We must reject the tame modern assumption that we have outgrown our need for the “weird” power of God. Sin is an infection, not just an error, and it requires a supernatural cure. We need the gifts of the Spirit because we are still in the battle. But we need the Bible in our hands because we are prone to wander.
So, I will continue to pray for the sick. I will continue to listen for the promptings of the Spirit. I will continue to desire the gifts.[6] More than that, I want to actively expect God to work, rather than merely leaving a doctrinal box checked in theory. But I will do it all while checking the text, testing the spirits, and refusing to settle for a “safe” faith that has no room for the God of the Bible.
Are you willing to let your theology get weird enough to match the New Testament?

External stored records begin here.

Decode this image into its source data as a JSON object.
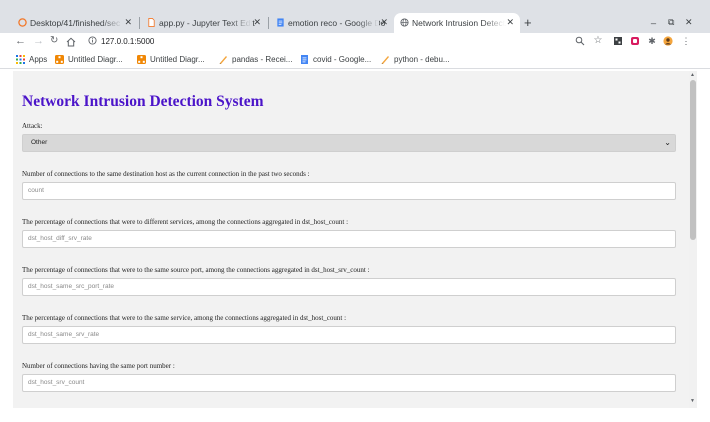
{
  "browser": {
    "tabs": [
      {
        "title": "Desktop/41/finished/sec",
        "icon": "jupyter-icon"
      },
      {
        "title": "app.py - Jupyter Text Edit",
        "icon": "file-icon"
      },
      {
        "title": "emotion reco - Google Do",
        "icon": "docs-icon"
      },
      {
        "title": "Network Intrusion Detect",
        "icon": "globe-icon",
        "active": true
      }
    ],
    "new_tab": "+",
    "window_controls": {
      "minimize": "_",
      "restore": "⧉",
      "close": "✕"
    },
    "url": "127.0.0.1:5000",
    "bookmarks": [
      {
        "label": "Apps",
        "icon": "apps-grid-icon"
      },
      {
        "label": "Untitled Diagr...",
        "icon": "drawio-icon"
      },
      {
        "label": "Untitled Diagr...",
        "icon": "drawio-icon"
      },
      {
        "label": "pandas - Recei...",
        "icon": "python-icon"
      },
      {
        "label": "covid - Google...",
        "icon": "docs-icon"
      },
      {
        "label": "python - debu...",
        "icon": "python-icon"
      }
    ]
  },
  "page": {
    "title": "Network Intrusion Detection System",
    "attack_label": "Attack:",
    "attack_selected": "Other",
    "fields": [
      {
        "label": "Number of connections to the same destination host as the current connection in the past two seconds :",
        "placeholder": "count"
      },
      {
        "label": "The percentage of connections that were to different services, among the connections aggregated in dst_host_count :",
        "placeholder": "dst_host_diff_srv_rate"
      },
      {
        "label": "The percentage of connections that were to the same source port, among the connections aggregated in dst_host_srv_count :",
        "placeholder": "dst_host_same_src_port_rate"
      },
      {
        "label": "The percentage of connections that were to the same service, among the connections aggregated in dst_host_count :",
        "placeholder": "dst_host_same_srv_rate"
      },
      {
        "label": "Number of connections having the same port number :",
        "placeholder": "dst_host_srv_count"
      }
    ]
  },
  "colors": {
    "title": "#4b14c9",
    "select_bg": "#d8d8d8",
    "page_bg": "#f2f2f2"
  }
}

Or are you more comfortable in a silo where nothing unexpected ever happens?
We have a shared journey of discovery ahead of us. Let’s make sure we bring our Bibles.
References
[1] Michael S. Heiser, The Unseen Realm: Recovering the Supernatural Worldview of the Bible (Bellingham, WA: Lexham Press, 2015).
[2] The Holy Bible, English Standard Version (Wheaton, IL: Crossway, 2016), 1 Cor. 14:1.
[3] Michael J. Svigel, RetroChristianity: Reclaiming the Forgotten Faith (Wheaton, IL: Crossway, 2012).
[4] The Holy Bible, English Standard Version (Wheaton, IL: Crossway, 2016), 1 Thess. 5:19–21.
[5] Robert L. Saucy, “Open but Cautious,” in Are Miraculous Gifts for Today? Four Views, ed. Wayne Grudem (Grand Rapids, MI: Zondervan, 1996). I am using Saucy’s category here as a recognized academic label, while arguing for a more proactive stance of expectancy and practice rather than mere conceptual openness.
[6] Jack Deere, Surprised by the Power of the Spirit (Grand Rapids, MI: Zondervan, 1993).